Reports of shrinking domestic inventories revived fears of a winter supply shortage, sending oil prices as high as $34 a barrel overnight before they eased back during the regular trading session.
Still, while crude oil for November delivery settled up just 7 cents at $33.25 a barrel on the
New York Mercantile Exchange
Wednesday, prices remain high. Oil has gained more than $2 a barrel since Monday on
concerns over rising Mideast tensions and winter fuel shortages.
Report of Supply Shortage
American Petroleum Institute's
weekly inventory report has only reinforced those concerns. The industry group reported late Tuesday that crude oil and distillate stocks had decreased by 3.9 million barrels and 3.3 million barrels respectively last week, while the refinery utilization rate slipped a half-percentage point to 93.9%.
The news surprised analysts, who had expected crude oil inventory levels to grow by as much as two million barrels last week, and distillate stocks, which include heating oil and diesel fuel, to increase by a half million to 1.5 million barrels. Gasoline stocks had been expected to show a slight gain, but the API data showed gasoline levels also fell, by about 900,000 barrels.
The report had a more profound effect on oil and gasoline futures contracts. The November contract for heating oil jumped 2.1 cents Wednesday, settling at $1.018 a gallon, while the November contract for unleaded gasoline gained about a penny to settled at 92.4 cents a gallon.
Those prices could fluctuate further on Thursday after the
Department of Energy
reports its petroleum inventory data for last week. The figures are typically reported on Wednesday but were delayed this week due to the Columbus Day holiday.
The unexpectedly large declines reported by the API for last week leave heating oil inventories 35% below last year's levels, and crude oil inventories 5.5%, or 16.5 million barrels, lower than they were a year ago. "We believe the potential for winter heating oil shortages (particularly in the Northeast) is growing," concluded S. Magnus Fyhr, an analyst at
Jefferies & Company
, in a research note Wednesday.
The implied demand for heating oil last week climbed to 4.297 million barrels per day, the highest level since the 4.58 million barrel-per-day record set in the midst an intense Northeast cold snap in late January, according to Tim Evans, senior energy analyst at
. Last week's unexpectedly high draw in distillates left stock levels 29.9 million barrels below last year's levels, though that is still within the range of the past six weeks.
The decline in oil inventory levels last week is likely to bolster this week's bullish sentiment, Evans said, though he added that the draw-down in crude oil could be excused as an intentional move by refiners planning maintenance.
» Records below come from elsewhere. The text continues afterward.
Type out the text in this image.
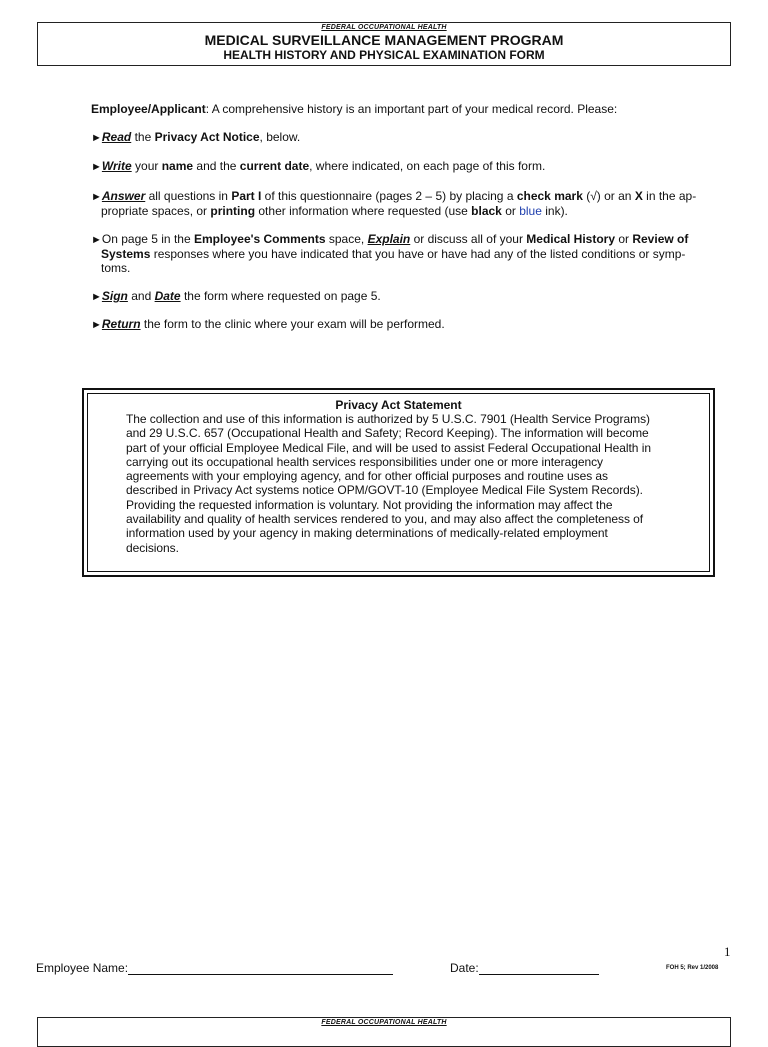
FEDERAL OCCUPATIONAL HEALTH
MEDICAL SURVEILLANCE MANAGEMENT PROGRAM
HEALTH HISTORY AND PHYSICAL EXAMINATION FORM
Employee/Applicant: A comprehensive history is an important part of your medical record. Please:
►Read the Privacy Act Notice, below.
►Write your name and the current date, where indicated, on each page of this form.
►Answer all questions in Part I of this questionnaire (pages 2 – 5) by placing a check mark (√) or an X in the ap-
propriate spaces, or printing other information where requested (use black or blue ink).
►On page 5 in the Employee's Comments space, Explain or discuss all of your Medical History or Review of
Systems responses where you have indicated that you have or have had any of the listed conditions or symp-
toms.
►Sign and Date the form where requested on page 5.
►Return the form to the clinic where your exam will be performed.
Privacy Act Statement
The collection and use of this information is authorized by 5 U.S.C. 7901 (Health Service Programs)
and 29 U.S.C. 657 (Occupational Health and Safety; Record Keeping). The information will become
part of your official Employee Medical File, and will be used to assist Federal Occupational Health in
carrying out its occupational health services responsibilities under one or more interagency
agreements with your employing agency, and for other official purposes and routine uses as
described in Privacy Act systems notice OPM/GOVT-10 (Employee Medical File System Records).
Providing the requested information is voluntary. Not providing the information may affect the
availability and quality of health services rendered to you, and may also affect the completeness of
information used by your agency in making determinations of medically-related employment
decisions.
1
Employee Name:	Date:	FOH 5; Rev 1/2008
FEDERAL OCCUPATIONAL HEALTH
Many major refiners plan regular maintenance work on their facilities in the late fall.
"In any case, it may take some time for the market's upward momentum to dissipate so that a meaningful price reversal can develop," said Evans, who calls the recent rally in crude oil prices more of a psychological event than a fundamental one.
Prices Still Higher
Oil prices remain sharply higher than the $22 to $28 a barrel range sought by the
Organization of Petroleum Exporting Countries
OPEC agreed to raise its production ceiling to 26.2 million barrels per day beginning Oct. 1, in an attempt to push down global oil prices. But the
Energy Information Administration
, a division of the
Department of Energy
, estimates that the cartel had already been producing above that level, due mainly to production increases in Kuwait, the United Arab Emirates and Saudi Arabia.
A survey released Wednesday by
, a global energy market information service, said OPEC's 10 members (excluding Iraq) pumped an average of 26.3 million barrels a day in September, higher than the quota implemented this month and far more than the previous output ceiling of 25.4 million barrels a day agreed upon in July.
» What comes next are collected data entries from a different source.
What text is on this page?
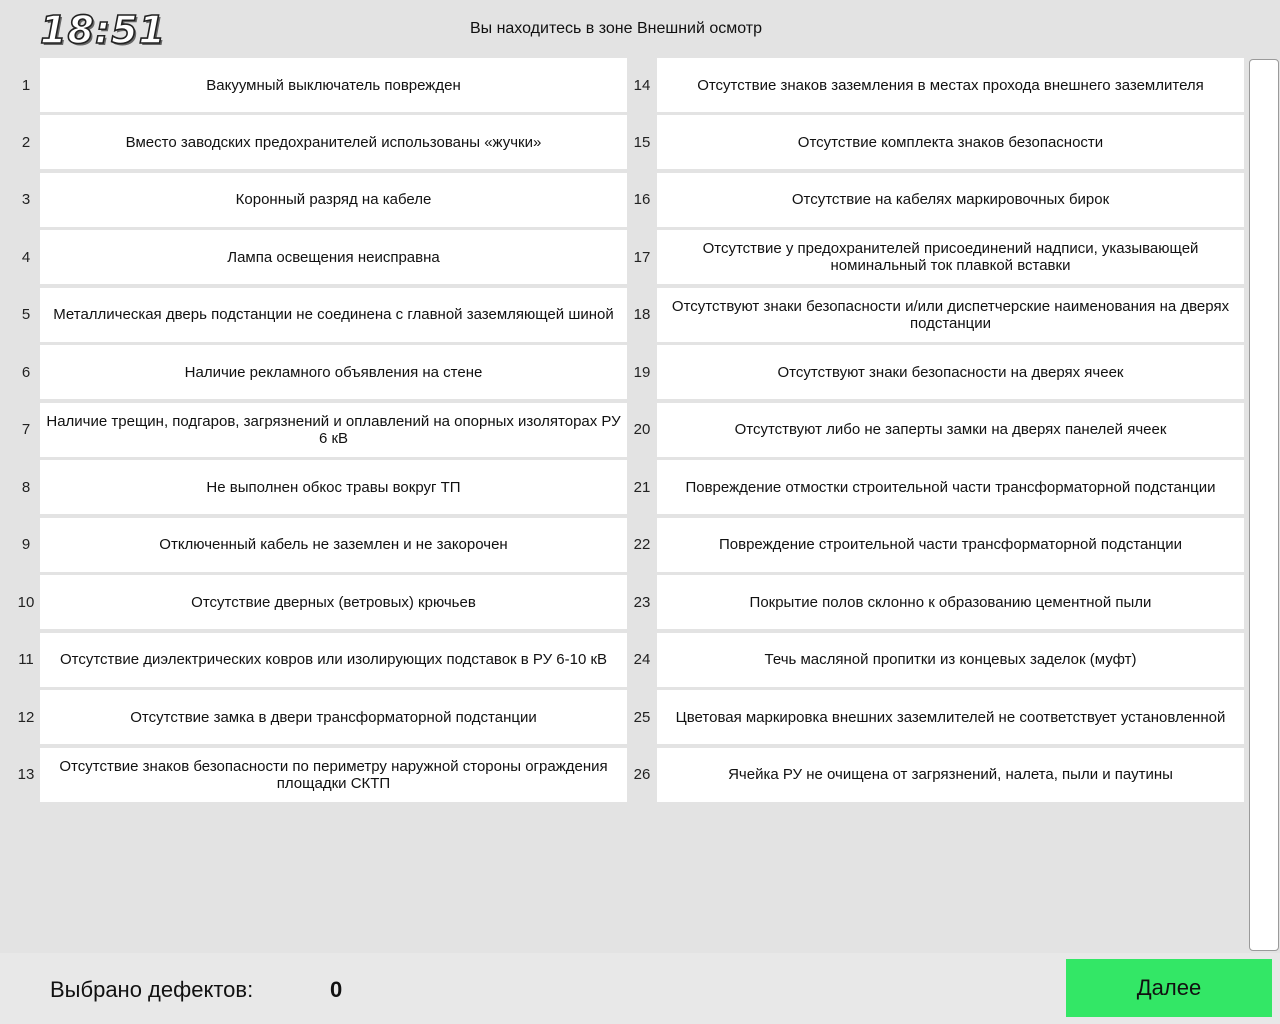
18:51	Вы находитесь в зоне Внешний осмотр
1	Вакуумный выключатель поврежден	14	Отсутствие знаков заземления в местах прохода внешнего заземлителя
2	Вместо заводских предохранителей использованы «жучки»	15	Отсутствие комплекта знаков безопасности
3	Коронный разряд на кабеле	16	Отсутствие на кабелях маркировочных бирок
4	Лампа освещения неисправна	17	Отсутствие у предохранителей присоединений надписи, указывающей номинальный ток плавкой вставки
5	Металлическая дверь подстанции не соединена с главной заземляющей шиной	18	Отсутствуют знаки безопасности и/или диспетчерские наименования на дверях подстанции
6	Наличие рекламного объявления на стене	19	Отсутствуют знаки безопасности на дверях ячеек
7	Наличие трещин, подгаров, загрязнений и оплавлений на опорных изоляторах РУ 6 кВ	20	Отсутствуют либо не заперты замки на дверях панелей ячеек
8	Не выполнен обкос травы вокруг ТП	21	Повреждение отмостки строительной части трансформаторной подстанции
9	Отключенный кабель не заземлен и не закорочен	22	Повреждение строительной части трансформаторной подстанции
10	Отсутствие дверных (ветровых) крючьев	23	Покрытие полов склонно к образованию цементной пыли
11	Отсутствие диэлектрических ковров или изолирующих подставок в РУ 6-10 кВ	24	Течь масляной пропитки из концевых заделок (муфт)
12	Отсутствие замка в двери трансформаторной подстанции	25	Цветовая маркировка внешних заземлителей не соответствует установленной
13	Отсутствие знаков безопасности по периметру наружной стороны ограждения площадки СКТП	26	Ячейка РУ не очищена от загрязнений, налета, пыли и паутины
Выбрано дефектов:	0	Далее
Government and independent agencies figure most OPEC members are now producing at or very near their capacity. Still, the Energy Information Agency projects that the group could produce about 600,000 barrels of oil a day above the newly implemented production quota, with almost all of it coming from Saudi Arabia.
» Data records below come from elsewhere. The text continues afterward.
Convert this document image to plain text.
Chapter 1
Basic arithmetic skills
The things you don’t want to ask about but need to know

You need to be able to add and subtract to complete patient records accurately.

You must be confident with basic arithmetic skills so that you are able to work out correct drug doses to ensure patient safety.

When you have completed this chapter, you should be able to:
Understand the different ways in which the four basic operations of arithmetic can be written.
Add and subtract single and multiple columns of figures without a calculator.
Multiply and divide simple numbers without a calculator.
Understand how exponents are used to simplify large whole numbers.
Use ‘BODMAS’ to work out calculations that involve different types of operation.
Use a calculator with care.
According to John Kingston, global director of oil at Platts, the only two countries with significant unused capacity are Saudi Arabia and the United Arab Emirates.
"While that does not necessarily signal a price increase in the future, any industry operating at that high level of capacity would be buffeted by upward price pressure," Kingston said in a statement.
Despite the additional oil produced by OPEC and the 30 million barrels
ordered to be released from the nation's Strategic Petroleum Reserves, concerns of supply shortages have prompted analysts recently to
revise their crude oil price projections. Many now estimate prices will remain above $30 a barrel until next year.